The name of "Emerson Blackwood", the character who built the mansion in the film, is a tribute to Algernon Blackwood, another writer of supernatural horror stories.

==Release==
This picture, which was developed with Miramax in the wake of the division's closure and sale, was released by FilmDistrict and was rated R despite filmmaker ambitions to the contrary. Del Toro has stated, "We originally thought we could shoot it as PG-13 without compromising the scares ... And then the MPAA came back and gave us a badge of honor. They gave us an R for 'Violence and Terror.' We asked them if there was anything we could do, and they said, 'Why ruin a perfectly scary movie?

The initial release date was scheduled for January 21, 2011, but due to the sale of Miramax by the Walt Disney Company in December 2010, the release was put on hold until the sale was finalized. The film was eventually released on August 26, 2011, after Filmyard Holdings had taken over the company.

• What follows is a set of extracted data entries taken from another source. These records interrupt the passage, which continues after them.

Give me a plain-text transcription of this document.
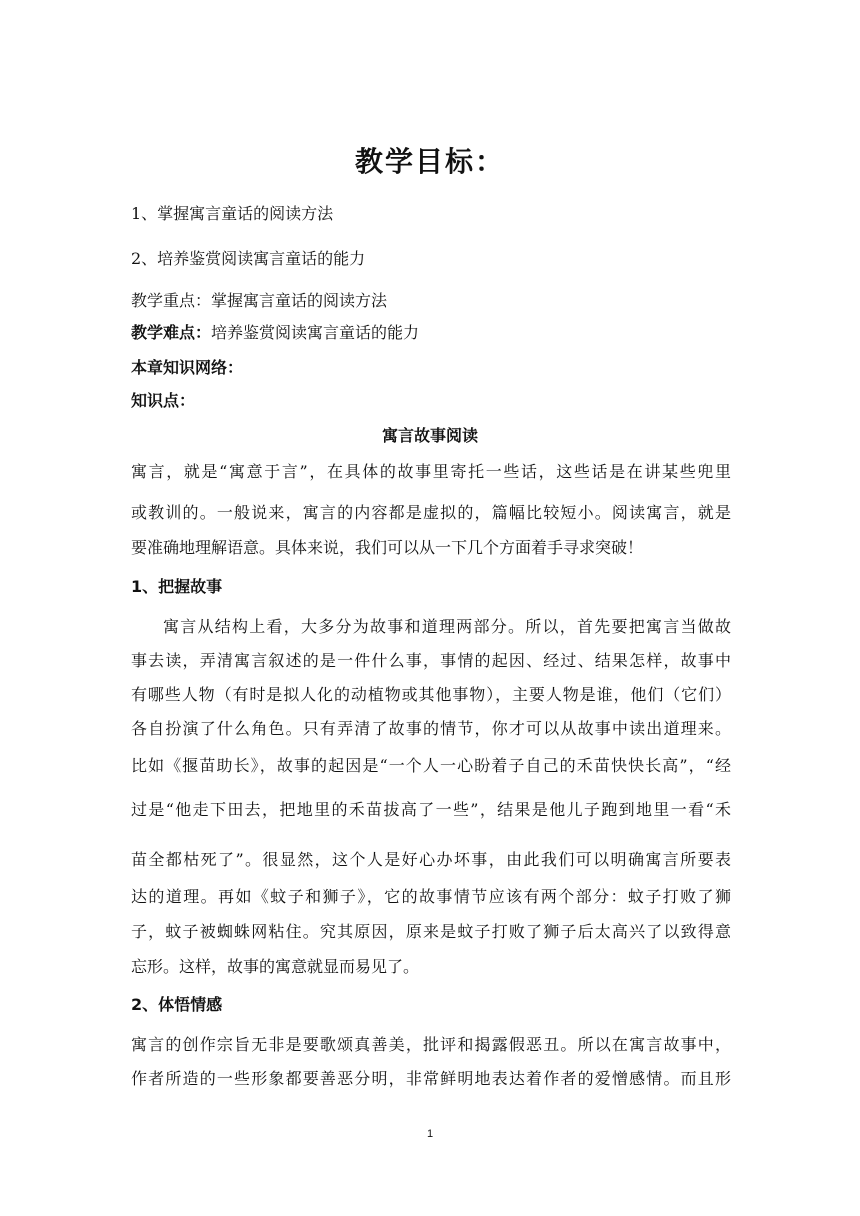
教学目标：
1、掌握寓言童话的阅读方法
2、培养鉴赏阅读寓言童话的能力
教学重点：掌握寓言童话的阅读方法
教学难点：培养鉴赏阅读寓言童话的能力
本章知识网络：
知识点：
寓言故事阅读
寓言，就是“寓意于言”，在具体的故事里寄托一些话，这些话是在讲某些兜里
或教训的。一般说来，寓言的内容都是虚拟的，篇幅比较短小。阅读寓言，就是
要准确地理解语意。具体来说，我们可以从一下几个方面着手寻求突破！
1、把握故事
寓言从结构上看，大多分为故事和道理两部分。所以，首先要把寓言当做故
事去读，弄清寓言叙述的是一件什么事，事情的起因、经过、结果怎样，故事中
有哪些人物（有时是拟人化的动植物或其他事物），主要人物是谁，他们（它们）
各自扮演了什么角色。只有弄清了故事的情节，你才可以从故事中读出道理来。
比如《揠苗助长》，故事的起因是“一个人一心盼着子自己的禾苗快快长高”，“经
过是“他走下田去，把地里的禾苗拔高了一些”，结果是他儿子跑到地里一看“禾
苗全都枯死了”。很显然，这个人是好心办坏事，由此我们可以明确寓言所要表
达的道理。再如《蚊子和狮子》，它的故事情节应该有两个部分：蚊子打败了狮
子，蚊子被蜘蛛网粘住。究其原因，原来是蚊子打败了狮子后太高兴了以致得意
忘形。这样，故事的寓意就显而易见了。
2、体悟情感
寓言的创作宗旨无非是要歌颂真善美，批评和揭露假恶丑。所以在寓言故事中，
作者所造的一些形象都要善恶分明，非常鲜明地表达着作者的爱憎感情。而且形
1
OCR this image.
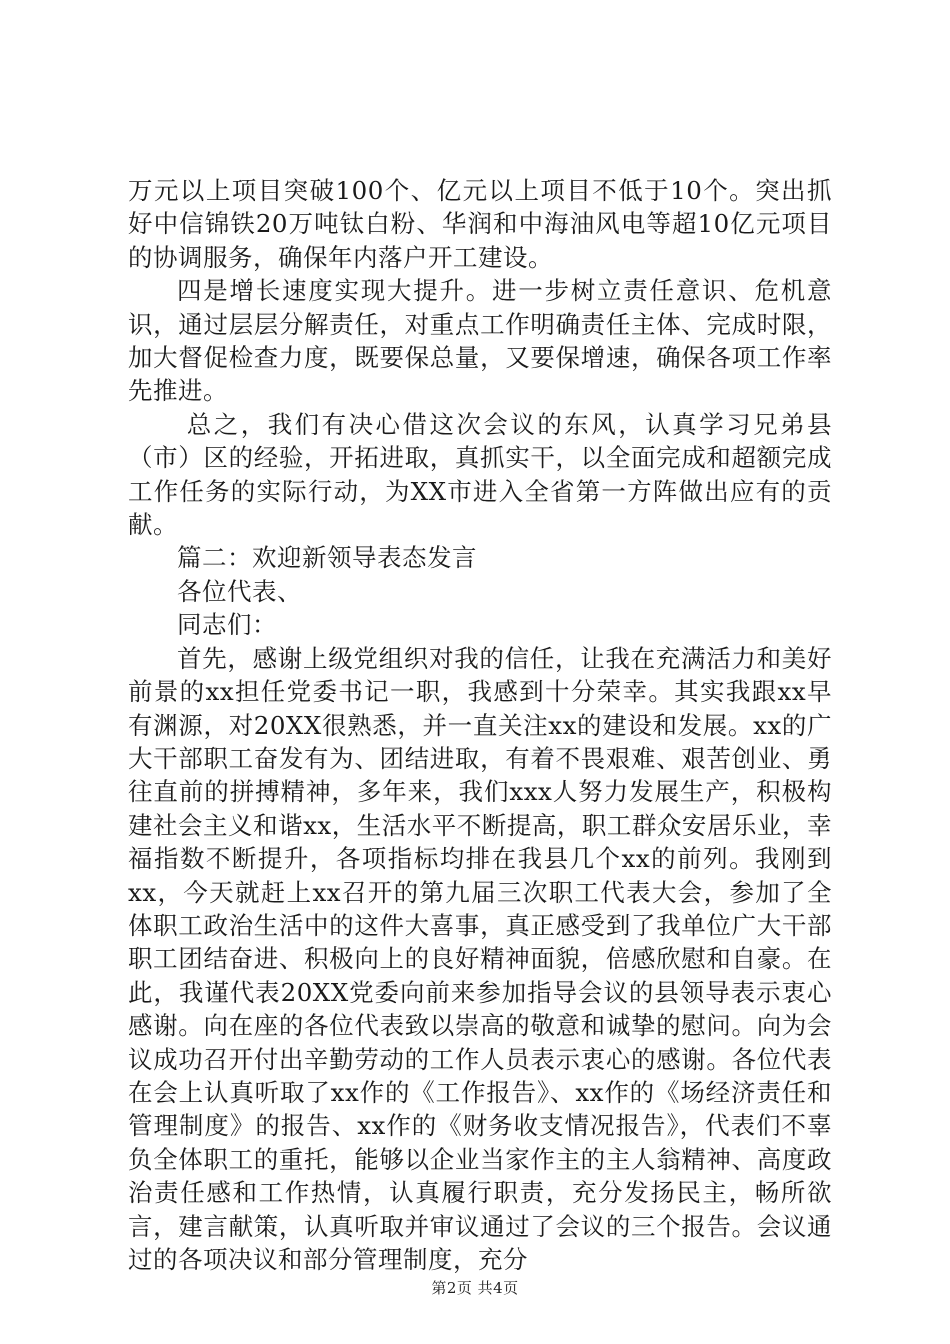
万元以上项目突破100个、亿元以上项目不低于10个。突出抓好中信锦铁20万吨钛白粉、华润和中海油风电等超10亿元项目的协调服务，确保年内落户开工建设。

四是增长速度实现大提升。进一步树立责任意识、危机意识，通过层层分解责任，对重点工作明确责任主体、完成时限，加大督促检查力度，既要保总量，又要保增速，确保各项工作率先推进。

总之，我们有决心借这次会议的东风，认真学习兄弟县（市）区的经验，开拓进取，真抓实干，以全面完成和超额完成工作任务的实际行动，为XX市进入全省第一方阵做出应有的贡献。

篇二：欢迎新领导表态发言

各位代表、

同志们：

首先，感谢上级党组织对我的信任，让我在充满活力和美好前景的xx担任党委书记一职，我感到十分荣幸。其实我跟xx早有渊源，对20XX很熟悉，并一直关注xx的建设和发展。xx的广大干部职工奋发有为、团结进取，有着不畏艰难、艰苦创业、勇往直前的拼搏精神，多年来，我们xxx人努力发展生产，积极构建社会主义和谐xx，生活水平不断提高，职工群众安居乐业，幸福指数不断提升，各项指标均排在我县几个xx的前列。我刚到xx，今天就赶上xx召开的第九届三次职工代表大会，参加了全体职工政治生活中的这件大喜事，真正感受到了我单位广大干部职工团结奋进、积极向上的良好精神面貌，倍感欣慰和自豪。在此，我谨代表20XX党委向前来参加指导会议的县领导表示衷心感谢。向在座的各位代表致以崇高的敬意和诚挚的慰问。向为会议成功召开付出辛勤劳动的工作人员表示衷心的感谢。各位代表在会上认真听取了xx作的《工作报告》、xx作的《场经济责任和管理制度》的报告、xx作的《财务收支情况报告》，代表们不辜负全体职工的重托，能够以企业当家作主的主人翁精神、高度政治责任感和工作热情，认真履行职责，充分发扬民主，畅所欲言，建言献策，认真听取并审议通过了会议的三个报告。会议通过的各项决议和部分管理制度，充分

第2页 共4页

Additionally, Nixey narrated the film at a screening at the 2010 San Diego Comic-Con.

It was released on DVD and Blu-ray on January 3, 2012 in the US by Sony Pictures Home Entertainment and February 20, 2012 in the UK by StudioCanal.

==Reception==
On Rotten Tomatoes, the film has an approval rating of 61% based on reviews from 178 critics, with an average rating of 5.9/10. The website's critical consensus states, "While it's pleasantly atmospheric and initially quite scary, Don't Be Afraid of the Dark ultimately fails to deliver the skin-crawling chills of the original". On Metacritic, it has a weighted average score 56 out of 100 based on reviews from 35 critics, indicating "mixed or average" reviews. Audiences polled by CinemaScore gave the film an average grade of "C−" on an A+ to F scale.

Roger Ebert of the Chicago Sun-Times gave the film 3½ stars out of 4, calling it "a very good haunted house film" and adding that it "milks our frustration deliciously."